Agonist-Induced Ca 2+ Signaling in HEK-293-Derived Cells Expressing a Single IP 3 Receptor Isoform.

In mammals, three genes encode IP ₃ receptors (IP ₃ Rs), which are involved in agonist-induced Ca ²⁺ signaling in cells of apparently all types. Using the CRISPR/Cas9 approach for disruption of two out of three IP ₃ R genes in HEK-293 cells, we generated three monoclonal cell lines, IP3R1-HEK, IP3R2-HEK, and IP3R3-HEK, with the single functional isoform, IP ₃ R1, IP ₃ R2, and IP ₃ R3, respectively. All engineered cells responded to ACh with Ca ²⁺ transients in an "all-or-nothing" manner, suggesting that each IP ₃ R isotype was capable of mediating CICR. The sensitivity of cells to ACh strongly correlated with the affinity of IP ₃ binding to an IP ₃ R isoform they expressed.

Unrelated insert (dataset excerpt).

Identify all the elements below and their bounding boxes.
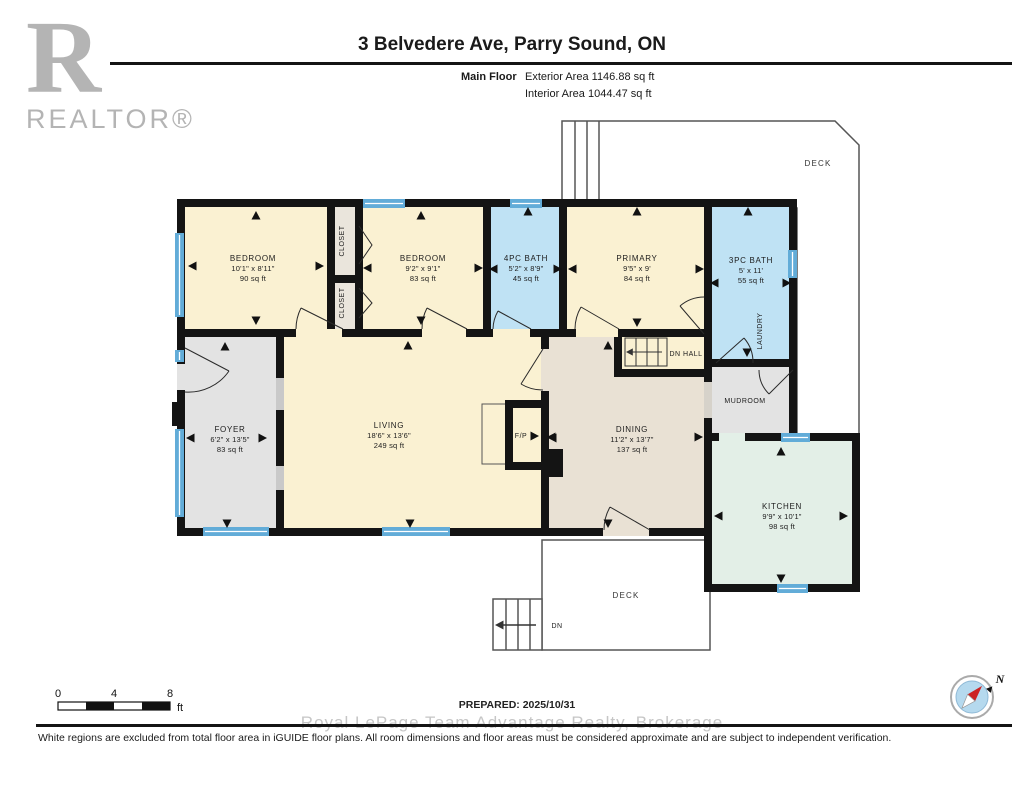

Based on a mathematical model of intracellular Ca ²⁺ signals induced by thapsigargin, a SERCA inhibitor, we developed an approach for estimating relative Ca ²⁺ permeability of Ca ²⁺ store and showed that all three IP ₃ R isoforms contributed to Ca ²⁺ leakage from ER. The relative Ca ²⁺ permeabilities of Ca ²⁺ stores in IP3R1-HEK, IP3R2-HEK, and IP3R3-HEK cells were evaluated as 1:1.75:0.45. Using the genetically encoded sensor R-CEPIA1er for monitoring Ca ²⁺ signals in ER, engineered cells were ranged by resting levels of stored Ca ²⁺ as IP3R3-HEK ≥ IP3R1-HEK > IP3R2-HEK. The developed cell lines could be helpful for further assaying activity, regulation, and pharmacology of individual IP ₃ R isoforms.